On a spring day in 2020, in an operating room in Madison, Michael Bentz, M.D., and his chief resident were performing cancer reconstruction on a patient.
For seven hours “we were literally forehead to forehead,” says Dr. Bentz, a surgeon in the Division of Plastic Surgery at the University of Wisconsin School of Medicine and Public Health.
Then, his colleague tested positive for COVID-19 and became symptomatic. Soon, Dr. Bentz himself came down with the disease and quarantined. Both recovered, but “it made me think – how can we prevent this from happening again?”
The imperative to conserve personal protective equipment (PPE) was one challenge. The other was finding a face mask that could accommodate a surgeon’s tools, including specialized magnifying glasses (i.e., loupes), cameras and headlights.
No existing product fit the bill. He connected with the engineers at UW Makerspace. Their challenge: collaborate to rapidly prototype a new design.
“I think [Dr. Bentz] sent us a picture of a Hannibal Lecter mask,” recalls Karl Williamson, shop manager at UW Makerspace. “He said ‘I need something like this, but clear.’”
Iterations passed between surgeon and engineers. The constraints were many: headlights get hot and melt plastic; clip-ons aren’t sterile; fogging is forbidden.
“It was about three weeks of me driving back and forth, parking my car illegally, running up to a box outside Makerspace’s office and running back,” Bentz recalls.
The final design – thin, trimmable and customized – was approved for use by UW Health’s Hospital Incident Command. By the middle of 2020, some 225 surgical shields had been die cut by UW’s DoIT Digital Publishing and Printing Services (DPPS) for attending surgeons, residents and other staff in UW Health operating rooms. It is also available for commercial licensing through WARF.
“WARF works to help facilitate the transfer of innovations off of UW’s campus and we are privileged to be able to help Dr. Bentz and the team at UW Makerspace make this important design available to others working to provide quality healthcare while maintaining the safety of the staff and patients,” says Jeanine Burmania, senior director of IP & Licensing at WARF. “We have created a license that minimizes any hurdles to licensing during the COVID pandemic and provides opportunity for future use.”
Even as COVID-19 vaccinations begin to ramp up, Bentz sees the continued utility of their invention, including in other fields such as dentistry.
“The reality is, if it’s not COVID-19, it’s going to be something else and this won’t go away completely,” he says. “Everyone is still concerned about transmission and being protected, and not losing workdays.”
He adds, “I don’t consider myself an inventor or any of that. My goal was just to create something that would protect people.”
“The product design is quite simple—a plastic sheet with a few holes,” Williamson of UW Makerspace told campus news. “But it took many connections, tools, and skill sets to bring it together…The whole process was a mini-exercise in user-centered design that requires all of these stakeholders.”

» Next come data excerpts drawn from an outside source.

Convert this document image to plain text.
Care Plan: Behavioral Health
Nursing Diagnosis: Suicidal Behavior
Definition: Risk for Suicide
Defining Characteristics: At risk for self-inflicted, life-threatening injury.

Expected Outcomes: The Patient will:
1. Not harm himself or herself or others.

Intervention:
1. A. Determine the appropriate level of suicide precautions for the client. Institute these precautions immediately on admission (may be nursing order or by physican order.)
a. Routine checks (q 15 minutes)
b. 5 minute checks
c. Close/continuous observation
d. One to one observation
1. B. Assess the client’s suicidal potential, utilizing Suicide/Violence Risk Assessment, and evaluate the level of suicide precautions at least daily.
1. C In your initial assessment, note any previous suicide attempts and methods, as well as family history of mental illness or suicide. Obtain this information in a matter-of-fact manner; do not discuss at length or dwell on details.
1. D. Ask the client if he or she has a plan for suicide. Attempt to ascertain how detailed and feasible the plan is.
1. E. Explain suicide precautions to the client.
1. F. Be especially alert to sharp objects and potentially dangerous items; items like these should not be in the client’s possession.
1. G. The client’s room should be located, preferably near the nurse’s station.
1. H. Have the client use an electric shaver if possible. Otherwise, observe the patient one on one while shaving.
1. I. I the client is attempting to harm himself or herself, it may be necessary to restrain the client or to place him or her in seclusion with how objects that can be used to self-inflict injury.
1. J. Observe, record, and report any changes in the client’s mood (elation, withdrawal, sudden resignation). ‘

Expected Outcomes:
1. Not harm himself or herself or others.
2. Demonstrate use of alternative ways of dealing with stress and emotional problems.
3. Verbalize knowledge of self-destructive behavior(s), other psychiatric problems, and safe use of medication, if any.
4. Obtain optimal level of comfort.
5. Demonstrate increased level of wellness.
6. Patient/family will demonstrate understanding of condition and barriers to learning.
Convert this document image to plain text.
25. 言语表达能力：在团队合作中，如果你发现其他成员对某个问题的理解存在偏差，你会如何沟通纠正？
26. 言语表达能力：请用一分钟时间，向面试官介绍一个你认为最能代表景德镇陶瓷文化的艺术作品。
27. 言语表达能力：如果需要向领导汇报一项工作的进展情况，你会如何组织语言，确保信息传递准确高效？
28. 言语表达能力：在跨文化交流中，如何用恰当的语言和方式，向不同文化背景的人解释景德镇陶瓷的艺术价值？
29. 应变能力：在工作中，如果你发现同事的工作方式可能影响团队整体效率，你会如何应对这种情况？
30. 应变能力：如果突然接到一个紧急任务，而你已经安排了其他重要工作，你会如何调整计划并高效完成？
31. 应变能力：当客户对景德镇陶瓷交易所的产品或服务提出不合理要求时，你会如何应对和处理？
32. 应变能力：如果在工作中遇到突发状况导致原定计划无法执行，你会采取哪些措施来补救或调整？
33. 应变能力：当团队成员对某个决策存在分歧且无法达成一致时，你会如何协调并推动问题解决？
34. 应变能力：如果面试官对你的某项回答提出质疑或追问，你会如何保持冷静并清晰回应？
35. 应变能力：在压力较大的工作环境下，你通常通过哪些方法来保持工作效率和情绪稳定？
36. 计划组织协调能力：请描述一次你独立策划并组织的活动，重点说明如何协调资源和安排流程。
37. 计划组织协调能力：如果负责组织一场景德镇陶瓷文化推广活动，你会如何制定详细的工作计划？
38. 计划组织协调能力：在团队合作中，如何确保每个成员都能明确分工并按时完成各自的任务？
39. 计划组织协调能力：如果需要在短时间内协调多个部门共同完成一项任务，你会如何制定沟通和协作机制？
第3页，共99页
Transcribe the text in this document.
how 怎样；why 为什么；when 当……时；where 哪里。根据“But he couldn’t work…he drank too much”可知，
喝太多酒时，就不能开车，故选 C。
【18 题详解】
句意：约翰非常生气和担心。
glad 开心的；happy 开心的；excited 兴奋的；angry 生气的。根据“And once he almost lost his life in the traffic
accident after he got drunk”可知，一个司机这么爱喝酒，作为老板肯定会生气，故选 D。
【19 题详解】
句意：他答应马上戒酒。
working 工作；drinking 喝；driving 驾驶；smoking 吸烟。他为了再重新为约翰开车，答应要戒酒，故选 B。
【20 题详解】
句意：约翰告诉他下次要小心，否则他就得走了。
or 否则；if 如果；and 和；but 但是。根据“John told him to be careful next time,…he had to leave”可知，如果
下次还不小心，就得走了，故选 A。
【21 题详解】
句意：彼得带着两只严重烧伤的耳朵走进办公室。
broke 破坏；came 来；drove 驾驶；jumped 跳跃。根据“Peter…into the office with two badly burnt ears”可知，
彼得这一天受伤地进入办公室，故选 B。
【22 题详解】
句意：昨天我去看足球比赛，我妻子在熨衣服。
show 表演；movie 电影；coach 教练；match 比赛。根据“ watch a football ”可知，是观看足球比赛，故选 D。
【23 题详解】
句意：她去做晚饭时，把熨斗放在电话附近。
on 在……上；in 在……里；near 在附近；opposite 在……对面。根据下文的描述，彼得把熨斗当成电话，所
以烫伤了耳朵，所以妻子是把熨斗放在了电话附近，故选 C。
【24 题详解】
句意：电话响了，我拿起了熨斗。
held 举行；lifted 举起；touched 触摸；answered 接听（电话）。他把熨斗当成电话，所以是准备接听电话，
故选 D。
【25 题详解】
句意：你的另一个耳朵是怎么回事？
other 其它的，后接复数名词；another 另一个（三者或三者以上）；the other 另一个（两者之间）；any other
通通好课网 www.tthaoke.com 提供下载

“Being on a university campus is awesome,” Bentz says. “This would have been a lot more challenging in a private environment. That’s the benefit of being in a place where you have high level collaborators and colleagues who are willing to engage.”
The Face Shield was designed, engineered, and tested at University of Wisconsin-Madison in collaboration with the UW Makerspace, the University of Wisconsin-Madison College of Engineering and UW–Madison DPPS. The Face Shield has been approved for use by UW Health.